DICHIARAZIONE D'AMORE ALLA DOGANA
La sera di un sabato di novembre del 1997, la vigilia dell'anniversario del terremoto.
Un trentenne e una diciottenne escono da una vineria del centro storico di Avellino.
E' la loro prima uscita, ma è già chiaro l'interesse reciproco. La scelta del trentenne voleva essere un modo per raccontarsi: un locale "impegnato" e distante dai luoghi e dai cibi comuni: salsiccette di maiale, formaggio di qualità e vino pregiato. Il piatto e il bicchiere del trentenne sono vuoti prima ancora che la formula di rito della dichiarazione d'amore sia pronunciata, ma egli guarda angosciato il piatto e il bicchiere della diciottenne, intatti. Le parole giungono come il presagio di un fallimento, di una storia iniziata già con decisioni scolpite su gusti e suggestioni singolari: "Sono astemia dalla nascita, odio il formaggio e mangiare cinghiale mi fa senso".
I due attraversano le stradine del centro storico in silenzio, studiando la mossa successiva: il trentenne ha parcheggiato l'utilitaria di suo padre dinanzi a quello che un tempo fu il Cinema Umberto, e ora stanno andando a recuperarla; lui ha anni sufficienti per ricordare le notizie ascoltate dalla radio portatile quella notte lontana trascorsa in macchina con il giubbotto pesante: "si segnalano gravissimi danni al centro storico di Avellino, i morti sarebbero decine; ma si tratta di cifre destinate ad aumentare".
Formule di rito che mentre cammina spalla a spalla con la diciottenne dallo sguardo immenso diventano immagini di terrore e urla di angoscia che riesce a percepire immaginando l'inferno di quei momenti, andato in scena in quegli stessi luoghi che adesso lui attraversa con il cuore colmo di speranza.
Quando raggiungono l'automobile il trentenne non sa cosa pensare; forse non ha sbagliato solo locale e menu, ma sospetta di aver sbagliato anche il luogo: per la sua generazione il terremoto ha rappresentato uno spartiacque, la linea d'ombra tra infanzia e anticamera di una maturità che tarda a raggiungerlo; per la ragazza che gli cammina di fianco è solo un racconto come tanti altri di eventi che non ha vissuto e che non può ricordare.
Sono le parole della diciottenne a riportarlo al presente: "La mia risposta, comunque, è sì".
Adesso sono fermi proprio davanti al vecchio cinema e quelle parole danno coraggio al trentenne, che prova a baciare sulla guancia quella ragazza che ora è sicuro di amare.

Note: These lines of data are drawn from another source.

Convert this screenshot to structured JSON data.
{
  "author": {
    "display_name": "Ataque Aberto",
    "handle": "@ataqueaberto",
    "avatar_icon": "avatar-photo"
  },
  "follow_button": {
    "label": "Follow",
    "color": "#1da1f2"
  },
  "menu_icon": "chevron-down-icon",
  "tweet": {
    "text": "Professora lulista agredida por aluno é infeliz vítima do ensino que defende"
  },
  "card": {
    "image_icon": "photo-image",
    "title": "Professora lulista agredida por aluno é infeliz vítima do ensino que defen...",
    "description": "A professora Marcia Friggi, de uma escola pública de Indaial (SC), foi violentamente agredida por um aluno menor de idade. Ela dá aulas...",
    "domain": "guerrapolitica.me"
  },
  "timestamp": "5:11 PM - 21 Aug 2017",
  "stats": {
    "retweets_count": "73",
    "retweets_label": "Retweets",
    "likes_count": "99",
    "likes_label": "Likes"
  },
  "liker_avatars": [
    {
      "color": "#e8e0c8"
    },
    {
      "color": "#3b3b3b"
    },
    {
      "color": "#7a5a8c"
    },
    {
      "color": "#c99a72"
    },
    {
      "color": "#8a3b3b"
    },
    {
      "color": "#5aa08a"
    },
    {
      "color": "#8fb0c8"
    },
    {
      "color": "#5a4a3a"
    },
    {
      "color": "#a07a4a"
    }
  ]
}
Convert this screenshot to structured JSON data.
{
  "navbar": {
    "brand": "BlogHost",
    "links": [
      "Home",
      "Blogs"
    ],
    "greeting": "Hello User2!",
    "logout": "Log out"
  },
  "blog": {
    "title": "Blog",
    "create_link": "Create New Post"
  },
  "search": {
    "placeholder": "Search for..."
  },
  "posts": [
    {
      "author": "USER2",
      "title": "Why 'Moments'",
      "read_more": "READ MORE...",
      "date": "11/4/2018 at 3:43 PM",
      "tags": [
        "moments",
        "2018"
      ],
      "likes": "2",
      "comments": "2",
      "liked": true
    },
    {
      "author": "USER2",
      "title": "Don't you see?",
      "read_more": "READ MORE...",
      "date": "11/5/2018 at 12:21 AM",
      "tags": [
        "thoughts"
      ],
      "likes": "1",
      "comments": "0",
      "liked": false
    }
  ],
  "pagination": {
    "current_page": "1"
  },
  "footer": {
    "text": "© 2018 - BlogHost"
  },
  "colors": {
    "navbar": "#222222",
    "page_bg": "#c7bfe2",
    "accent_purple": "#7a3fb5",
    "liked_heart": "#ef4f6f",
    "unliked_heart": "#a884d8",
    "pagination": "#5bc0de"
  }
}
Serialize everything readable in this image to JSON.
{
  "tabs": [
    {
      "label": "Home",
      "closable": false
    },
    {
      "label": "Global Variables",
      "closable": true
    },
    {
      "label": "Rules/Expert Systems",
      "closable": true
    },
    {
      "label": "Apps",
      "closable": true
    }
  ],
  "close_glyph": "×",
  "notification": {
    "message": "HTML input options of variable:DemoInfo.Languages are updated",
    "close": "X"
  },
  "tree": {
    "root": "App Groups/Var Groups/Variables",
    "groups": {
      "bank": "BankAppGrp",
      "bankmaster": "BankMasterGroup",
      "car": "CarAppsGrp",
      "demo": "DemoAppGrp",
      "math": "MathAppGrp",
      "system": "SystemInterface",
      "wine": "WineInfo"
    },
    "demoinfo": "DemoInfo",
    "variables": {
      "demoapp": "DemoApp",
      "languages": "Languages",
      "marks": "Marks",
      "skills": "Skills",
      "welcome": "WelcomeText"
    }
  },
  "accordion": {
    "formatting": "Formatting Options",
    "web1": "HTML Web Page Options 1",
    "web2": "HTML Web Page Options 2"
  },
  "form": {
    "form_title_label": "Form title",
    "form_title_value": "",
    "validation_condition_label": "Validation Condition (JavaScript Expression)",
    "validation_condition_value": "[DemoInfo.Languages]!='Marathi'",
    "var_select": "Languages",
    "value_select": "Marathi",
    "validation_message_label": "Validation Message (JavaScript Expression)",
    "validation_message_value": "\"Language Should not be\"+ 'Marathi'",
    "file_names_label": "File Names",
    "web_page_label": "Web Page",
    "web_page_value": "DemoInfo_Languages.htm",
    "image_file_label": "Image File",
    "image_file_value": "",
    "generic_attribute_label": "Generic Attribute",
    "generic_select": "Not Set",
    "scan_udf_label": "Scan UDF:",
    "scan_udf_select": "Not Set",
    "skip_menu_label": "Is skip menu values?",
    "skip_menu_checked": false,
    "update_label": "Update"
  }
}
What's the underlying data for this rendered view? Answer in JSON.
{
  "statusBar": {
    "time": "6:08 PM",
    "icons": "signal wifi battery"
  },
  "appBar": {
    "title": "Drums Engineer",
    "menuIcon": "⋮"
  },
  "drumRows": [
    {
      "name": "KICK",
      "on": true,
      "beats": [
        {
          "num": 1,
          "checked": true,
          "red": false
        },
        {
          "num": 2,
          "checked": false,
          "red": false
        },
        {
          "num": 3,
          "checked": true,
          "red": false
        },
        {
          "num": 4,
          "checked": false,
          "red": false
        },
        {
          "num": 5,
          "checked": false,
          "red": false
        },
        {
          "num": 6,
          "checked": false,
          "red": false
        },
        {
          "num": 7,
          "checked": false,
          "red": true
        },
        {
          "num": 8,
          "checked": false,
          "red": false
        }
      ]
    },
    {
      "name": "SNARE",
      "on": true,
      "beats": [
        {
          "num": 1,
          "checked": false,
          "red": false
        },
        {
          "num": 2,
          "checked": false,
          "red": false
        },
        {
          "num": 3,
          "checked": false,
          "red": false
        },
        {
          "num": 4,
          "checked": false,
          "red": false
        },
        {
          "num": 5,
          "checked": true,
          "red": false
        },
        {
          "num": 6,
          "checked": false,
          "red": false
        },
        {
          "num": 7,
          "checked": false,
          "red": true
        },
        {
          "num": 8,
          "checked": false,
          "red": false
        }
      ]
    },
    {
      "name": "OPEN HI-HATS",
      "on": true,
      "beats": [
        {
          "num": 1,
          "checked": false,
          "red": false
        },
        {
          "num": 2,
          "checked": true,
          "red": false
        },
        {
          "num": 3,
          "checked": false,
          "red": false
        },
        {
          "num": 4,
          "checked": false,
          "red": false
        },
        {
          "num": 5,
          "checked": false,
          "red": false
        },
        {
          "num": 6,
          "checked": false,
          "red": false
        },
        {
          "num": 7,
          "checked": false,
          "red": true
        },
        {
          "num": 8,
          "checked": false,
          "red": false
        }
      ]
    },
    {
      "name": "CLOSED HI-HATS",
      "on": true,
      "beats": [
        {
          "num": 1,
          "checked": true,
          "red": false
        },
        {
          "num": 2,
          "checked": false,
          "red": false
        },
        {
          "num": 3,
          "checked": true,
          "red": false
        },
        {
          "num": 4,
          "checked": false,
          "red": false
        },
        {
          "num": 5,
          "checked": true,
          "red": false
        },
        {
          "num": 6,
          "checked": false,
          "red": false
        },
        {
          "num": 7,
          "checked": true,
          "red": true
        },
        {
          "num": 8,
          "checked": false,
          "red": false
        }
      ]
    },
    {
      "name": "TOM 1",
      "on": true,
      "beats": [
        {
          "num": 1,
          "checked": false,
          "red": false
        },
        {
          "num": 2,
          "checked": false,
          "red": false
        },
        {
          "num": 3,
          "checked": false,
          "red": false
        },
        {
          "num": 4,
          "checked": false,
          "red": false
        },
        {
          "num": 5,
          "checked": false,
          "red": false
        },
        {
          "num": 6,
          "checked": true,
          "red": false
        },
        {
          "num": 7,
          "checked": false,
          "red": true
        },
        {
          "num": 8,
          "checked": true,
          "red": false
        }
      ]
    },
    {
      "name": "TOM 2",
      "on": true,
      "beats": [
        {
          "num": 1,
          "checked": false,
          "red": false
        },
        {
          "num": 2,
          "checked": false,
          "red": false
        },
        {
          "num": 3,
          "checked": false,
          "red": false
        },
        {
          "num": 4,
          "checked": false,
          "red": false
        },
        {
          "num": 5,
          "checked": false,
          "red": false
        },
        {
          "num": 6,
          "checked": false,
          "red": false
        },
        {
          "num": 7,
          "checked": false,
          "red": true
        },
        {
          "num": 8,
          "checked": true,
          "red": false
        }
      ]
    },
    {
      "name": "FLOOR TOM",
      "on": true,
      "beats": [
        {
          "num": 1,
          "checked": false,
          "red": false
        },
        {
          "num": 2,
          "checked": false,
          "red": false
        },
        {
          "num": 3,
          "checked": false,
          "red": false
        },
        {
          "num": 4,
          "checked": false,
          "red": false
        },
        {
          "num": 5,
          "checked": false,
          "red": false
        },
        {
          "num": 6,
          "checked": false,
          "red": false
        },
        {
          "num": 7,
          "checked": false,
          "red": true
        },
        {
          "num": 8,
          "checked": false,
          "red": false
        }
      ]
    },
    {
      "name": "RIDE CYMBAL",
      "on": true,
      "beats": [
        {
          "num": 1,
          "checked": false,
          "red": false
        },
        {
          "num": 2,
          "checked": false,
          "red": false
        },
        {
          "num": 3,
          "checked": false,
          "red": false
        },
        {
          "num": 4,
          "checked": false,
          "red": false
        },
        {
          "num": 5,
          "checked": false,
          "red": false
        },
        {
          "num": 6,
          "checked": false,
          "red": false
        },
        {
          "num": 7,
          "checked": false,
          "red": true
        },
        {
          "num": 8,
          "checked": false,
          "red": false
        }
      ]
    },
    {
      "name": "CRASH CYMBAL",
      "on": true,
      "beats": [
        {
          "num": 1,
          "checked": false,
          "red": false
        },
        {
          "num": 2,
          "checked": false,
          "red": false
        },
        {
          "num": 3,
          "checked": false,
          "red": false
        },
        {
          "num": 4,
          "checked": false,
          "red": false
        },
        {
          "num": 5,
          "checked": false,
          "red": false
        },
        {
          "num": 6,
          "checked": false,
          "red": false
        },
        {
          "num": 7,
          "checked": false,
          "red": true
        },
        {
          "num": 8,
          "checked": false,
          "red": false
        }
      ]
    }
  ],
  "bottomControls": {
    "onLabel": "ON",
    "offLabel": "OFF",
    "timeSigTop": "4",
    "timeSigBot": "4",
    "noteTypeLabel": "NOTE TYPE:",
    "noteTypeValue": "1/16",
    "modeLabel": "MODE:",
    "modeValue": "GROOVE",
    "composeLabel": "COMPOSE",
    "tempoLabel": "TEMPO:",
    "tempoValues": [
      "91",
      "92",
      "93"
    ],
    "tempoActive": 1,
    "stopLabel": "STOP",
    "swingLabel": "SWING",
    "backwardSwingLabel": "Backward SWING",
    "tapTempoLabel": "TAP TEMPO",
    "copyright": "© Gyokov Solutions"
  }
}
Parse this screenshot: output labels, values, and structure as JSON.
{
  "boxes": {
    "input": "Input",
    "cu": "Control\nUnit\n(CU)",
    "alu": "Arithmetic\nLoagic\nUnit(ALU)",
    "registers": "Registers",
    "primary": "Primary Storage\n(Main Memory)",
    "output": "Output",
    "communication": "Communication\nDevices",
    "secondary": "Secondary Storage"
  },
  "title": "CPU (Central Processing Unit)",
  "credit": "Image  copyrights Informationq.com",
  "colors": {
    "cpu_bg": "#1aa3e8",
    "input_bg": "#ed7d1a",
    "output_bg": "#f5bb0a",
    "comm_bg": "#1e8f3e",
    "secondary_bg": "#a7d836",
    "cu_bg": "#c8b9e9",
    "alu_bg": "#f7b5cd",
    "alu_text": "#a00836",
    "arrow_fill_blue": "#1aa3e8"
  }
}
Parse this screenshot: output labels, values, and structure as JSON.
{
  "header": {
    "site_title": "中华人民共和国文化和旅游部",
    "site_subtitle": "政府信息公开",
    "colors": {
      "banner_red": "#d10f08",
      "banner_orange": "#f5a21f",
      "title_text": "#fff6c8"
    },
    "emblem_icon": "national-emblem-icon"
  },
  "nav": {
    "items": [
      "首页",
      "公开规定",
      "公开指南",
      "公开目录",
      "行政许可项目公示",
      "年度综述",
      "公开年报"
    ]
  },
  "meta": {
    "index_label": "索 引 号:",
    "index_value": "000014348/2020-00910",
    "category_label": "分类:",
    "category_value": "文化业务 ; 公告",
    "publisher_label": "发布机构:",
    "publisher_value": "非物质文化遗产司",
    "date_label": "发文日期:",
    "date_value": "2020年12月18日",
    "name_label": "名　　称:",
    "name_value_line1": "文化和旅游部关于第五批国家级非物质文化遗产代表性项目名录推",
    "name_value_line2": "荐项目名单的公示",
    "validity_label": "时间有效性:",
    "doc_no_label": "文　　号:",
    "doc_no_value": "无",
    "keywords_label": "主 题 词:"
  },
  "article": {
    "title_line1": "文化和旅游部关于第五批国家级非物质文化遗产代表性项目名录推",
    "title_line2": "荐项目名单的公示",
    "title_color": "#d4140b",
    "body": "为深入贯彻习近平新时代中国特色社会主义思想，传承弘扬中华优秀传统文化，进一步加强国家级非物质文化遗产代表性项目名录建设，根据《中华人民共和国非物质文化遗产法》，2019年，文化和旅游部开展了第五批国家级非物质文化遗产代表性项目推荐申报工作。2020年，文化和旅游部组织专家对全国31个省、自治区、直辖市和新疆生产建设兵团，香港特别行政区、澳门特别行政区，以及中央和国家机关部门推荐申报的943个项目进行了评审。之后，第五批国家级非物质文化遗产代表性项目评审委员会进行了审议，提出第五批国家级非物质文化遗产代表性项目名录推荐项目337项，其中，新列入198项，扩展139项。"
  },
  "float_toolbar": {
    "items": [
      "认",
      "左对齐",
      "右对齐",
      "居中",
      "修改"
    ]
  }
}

La testa di lei però scarta impercettibilmente di lato e le labbra fendono l'aria raccogliendo il suo profumo come una promessa che sa di attesa: un'altra mossa sbagliata, o forse solo affrettata; il trentenne fa per scusarsi ma sa che è meglio lasciar perdere, per quella sera.
Oggi quella diciottenne è moglie e madre, e il trentenne di allora è uno degli uomini più fortunati del mondo.
La magia della Dogana: la forza della storia e della memoria; la necessità di essere se stessi come istinto di sopravvivenza.